“Che le cose siano così, non vuol dire che debbano andare così. Solo che, quando si tratta di rimboccarsi le maniche e incominciare a cambiare, vi è un prezzo da pagare, ed è allora che la stragrande maggioranza preferisce lamentarsi piuttosto che fare”. Giovanni Falcone
“La rivoluzione si fa nelle piazze con il popolo, ma il cambiamento si fa dentro la cabina elettorale con la matita in mano. Quella matita, più forte di qualsiasi arma, è più pericolosa di una lupara e più affilata di un coltello”. Paolo Borsellino
Domenica 25 p.v. ci saranno le elezioni e il clima che si respira non è dei migliori, l’affermazione più ricorrente che capita di sentire è: “sono sfiduciato e sdegnato, non andrò a votare”.
Non andare a votare è una scelta discutibile, ma anche una decisione legittima. Scegliere il silenzio è una forma di protesta, la sua forma più popolare è il sit-in in cui si dimostra il proprio dissenso verso qualcosa restando immobili in un determinato luogo in cui è il linguaggio del corpo a parlare per noi.
Il restare fermi a casa o decidere di andare a fare la scampagnata domenicale non è una forma di protesta. In questa circostanza il corpo non comunica nulla, nessuno interpreterà l’essere lontani dalla cabina elettorale come un segno di malessere ma, piuttosto, come un segnale che non si sente l’esigenza di cambiare le cose. La differenza sostanziale tra il silenzio del sit-in ed il silenzio del non-voto sta nella scelta di non esercitare un proprio diritto.

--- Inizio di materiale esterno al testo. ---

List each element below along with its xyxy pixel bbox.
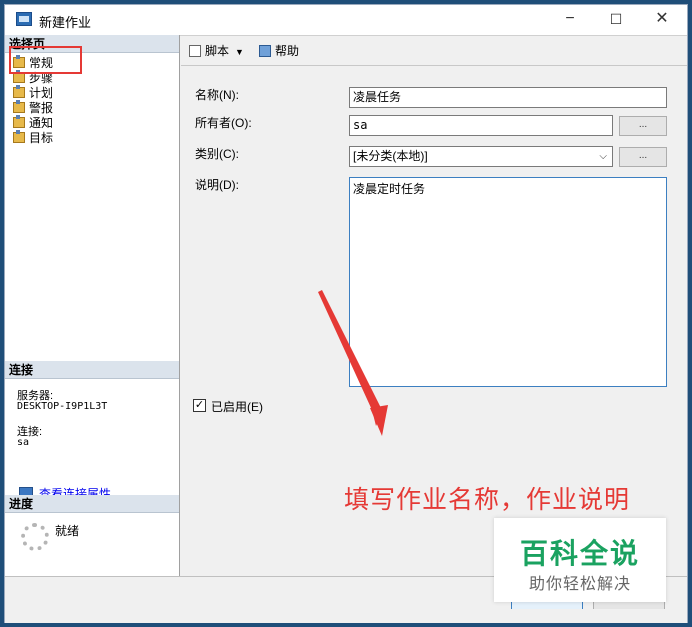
- watermark-sub: 助你轻松解决: [528, 576, 631, 593]
- annotation-text: 填写作业名称，作业说明: [344, 487, 631, 514]
- watermark-main: 百科全说: [519, 538, 640, 569]
- watermark: 百科全说 助你轻松解决: [494, 518, 666, 602]
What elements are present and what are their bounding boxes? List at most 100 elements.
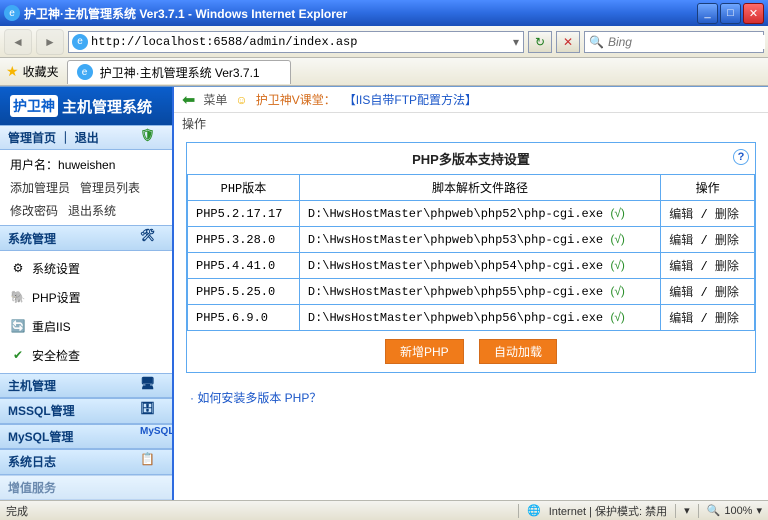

I diritti, citando Habermas, non sono delle barriere disposte a difesa dell’io contro la società, lo Stato e le Istituzioni ma il presupposto per poter esprimere ed affermare la nostra concezione di vita buona. Soltanto esercitando i nostri diritti possiamo dar vita a quella forma di consenso che può nascere all’interno di un dialogo o di un confronto di idee e proposte tra membri della società.
La matita in cabina elettorale come espressione della propria preferenza, insieme alla volontà di comunicare la propria voce, costituiscono una delle parti più importanti di quel dialogo con lo Stato e le Istituzioni verso cui, ultimamente, c’è sempre più diffidenza.
La sfiducia verso la nostra Costituzione e la disaffezione ad essa, la perdita di senso civico e l’egoismo sono tra i mali più grandi del nostro tempo in quanto non ci si riconosce più come appartenenti ad una comunità. Scegliere di non votare, di non essere parte attiva ad un cambiamento o a mantenere una stabilità significa essere un non-cittadino, non volersi armare per combattere contro quel che non si approva e non amarsi.
Non esercitare il proprio essere libero in uno Stato libero significa, ancora, accettare passivamente le scelte altrui e soprattutto, non poter esprimere il proprio dissenso se l’esito delle elezioni non sarà quello che si spera. Probabilmente non si affermerà quella concezione di vita buona che si auspicava ma si sarà data voce al sentirsi parte di un tutto.